Man files plea for DNA test of child to establish wife’s infidelity, Kerala High Court allows in light of "strong prima facie" evidence
The Kerala High Court recently allowed a petition for the DNA test of a child born during the subsistence of man’s marriage to establish his allegations of infidelity against his wife in the divorce proceedings initiated by him.
The core question before the High Court was “whether a direction to undergo Deoxyribonucleic Acid Test (commonly known as DNA Test) can be given in a proceedings for divorce to establish the husband’s assertion of infidelity and adultery on the part of the wife without the child in the party array?”
The Single Bench Justice Kauser Edappagath, answered the same in affirmative holding that, such a direction can be issued only if the person seeking the DNA test has made out a strong prima facie case to support his claims.
“we hold that when the husband seeks dissolution of marriage alleging adultery or infidelity on the part of the wife disputing the paternity of the child born during the subsistence of their marriage, the court can order DNA test to establish his assertion of infidelity or adultery without expressly disturbing the presumption contemplated u/s 112 of the Evidence Act with regard to the legitimacy of the child provided a strong prima facie case is made out for such a course.”
In the present case, the husband had claimed that he was married on May 5, 2006 and the child was born on March 9, 2007, but as he was employed in military service, therefore he had left for Ladakh 22 days after the wedding. He claimed that during those 22 days and thereafter, there was no physical relationship between them due to the non-cooperation of his wife. He had also alleged that his wife was living an adulterous life with her brother-in-law (her sister’s husband).
The man further submitted that since he was suffering from infertility, there was no possibility for him to have a child and in support of his claim he had produced an infertility certificate, which said that he suffered from “oligoasthenoteratospermi” which is a condition that includes low sperm number, low sperm motility and abnormal sperm morphology, the commonest cause of male infertility.
The corroboration was done by doctor who gave evidence that there is no possibility for the petitioner (husband) to have the child. The doctor further stated that before issuing the certificate, the semen test of the petitioner was conducted.
“This is a strong prima facie circumstance in support of the case of the petitioner that he is not the biological father of the child,” the high court noted.
It was also noted that when the Family Court at Nedumangad passed an order for the DNA test on the husband’s request, during the wife’s plea seeking maintenance for the child, she had failed to comply with the direction.
“This is yet another strong prima facie circumstance,” the high court said.
The Court further added that, “For all these reasons, we are of the view that the petitioner has made out a strong prima facie case to order a DNA test. DNA testing is the most authentic and scientifically proven means to establish paternity and thereby, prove the case of infidelity and adultery set up by the petitioner.”
The court also held that in a petition filed by the husband seeking dissolution of marriage alleging adultery or infidelity on the part of the wife, the minor is not a necessary party.
“In such a petition, the court can order a DNA test to establish the husband’s assertion of infidelity and adultery on the part of the wife without the child in the party array if a strong prima facie case is made out,” stated Court.
Therefore, taking into account the factual matrix of the present case, the high court set aside the lower court’s order dismissing the husband’s plea for a DNA test of the child.

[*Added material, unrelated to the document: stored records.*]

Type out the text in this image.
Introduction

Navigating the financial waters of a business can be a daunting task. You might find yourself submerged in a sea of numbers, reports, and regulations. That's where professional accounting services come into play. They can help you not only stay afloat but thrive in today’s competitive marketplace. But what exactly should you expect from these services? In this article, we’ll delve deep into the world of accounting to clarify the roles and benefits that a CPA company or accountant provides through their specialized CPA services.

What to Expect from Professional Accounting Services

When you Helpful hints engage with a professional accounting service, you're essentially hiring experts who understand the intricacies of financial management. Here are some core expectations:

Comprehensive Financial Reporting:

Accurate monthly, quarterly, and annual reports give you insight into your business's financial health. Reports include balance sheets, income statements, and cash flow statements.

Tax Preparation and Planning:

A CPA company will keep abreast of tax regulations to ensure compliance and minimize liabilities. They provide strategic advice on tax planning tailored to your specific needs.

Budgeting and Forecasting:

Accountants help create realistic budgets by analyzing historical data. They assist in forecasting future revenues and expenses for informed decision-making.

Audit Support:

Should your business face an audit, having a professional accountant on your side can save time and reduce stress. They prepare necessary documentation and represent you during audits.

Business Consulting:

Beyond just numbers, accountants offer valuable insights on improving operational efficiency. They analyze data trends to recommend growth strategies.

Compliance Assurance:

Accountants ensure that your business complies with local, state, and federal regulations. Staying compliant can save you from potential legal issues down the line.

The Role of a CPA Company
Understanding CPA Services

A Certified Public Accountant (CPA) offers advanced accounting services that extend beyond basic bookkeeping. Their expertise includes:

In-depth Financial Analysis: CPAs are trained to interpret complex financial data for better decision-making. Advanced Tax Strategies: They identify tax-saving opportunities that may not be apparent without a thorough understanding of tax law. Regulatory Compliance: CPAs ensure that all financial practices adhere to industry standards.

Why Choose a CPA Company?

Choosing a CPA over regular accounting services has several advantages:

Previously, the lower court had not granted the permission to the man for the reason that the child was not a party to the proceedings and when he sought to make the minor a party, the lower court declined stating that the plea as well on the ground that it was barred by time.
To this the HC Bench stated that, there are two tests for determining the question whether a particular party is a necessary party to the proceedings or not:
(1) There must be a right to some relief against such party in respect of the matter involved in the proceedings in question; and
(2) It should not be possible to pass an effective decree in the absence of such a party.
“The DNA test of the petitioner as well as the son of the first respondent shall be conducted at Rajiv Gandhi Centre for Biotechnology, Thiruvananthapuram. The court below in consultation with the Center shall fix the date and time,” noted bench.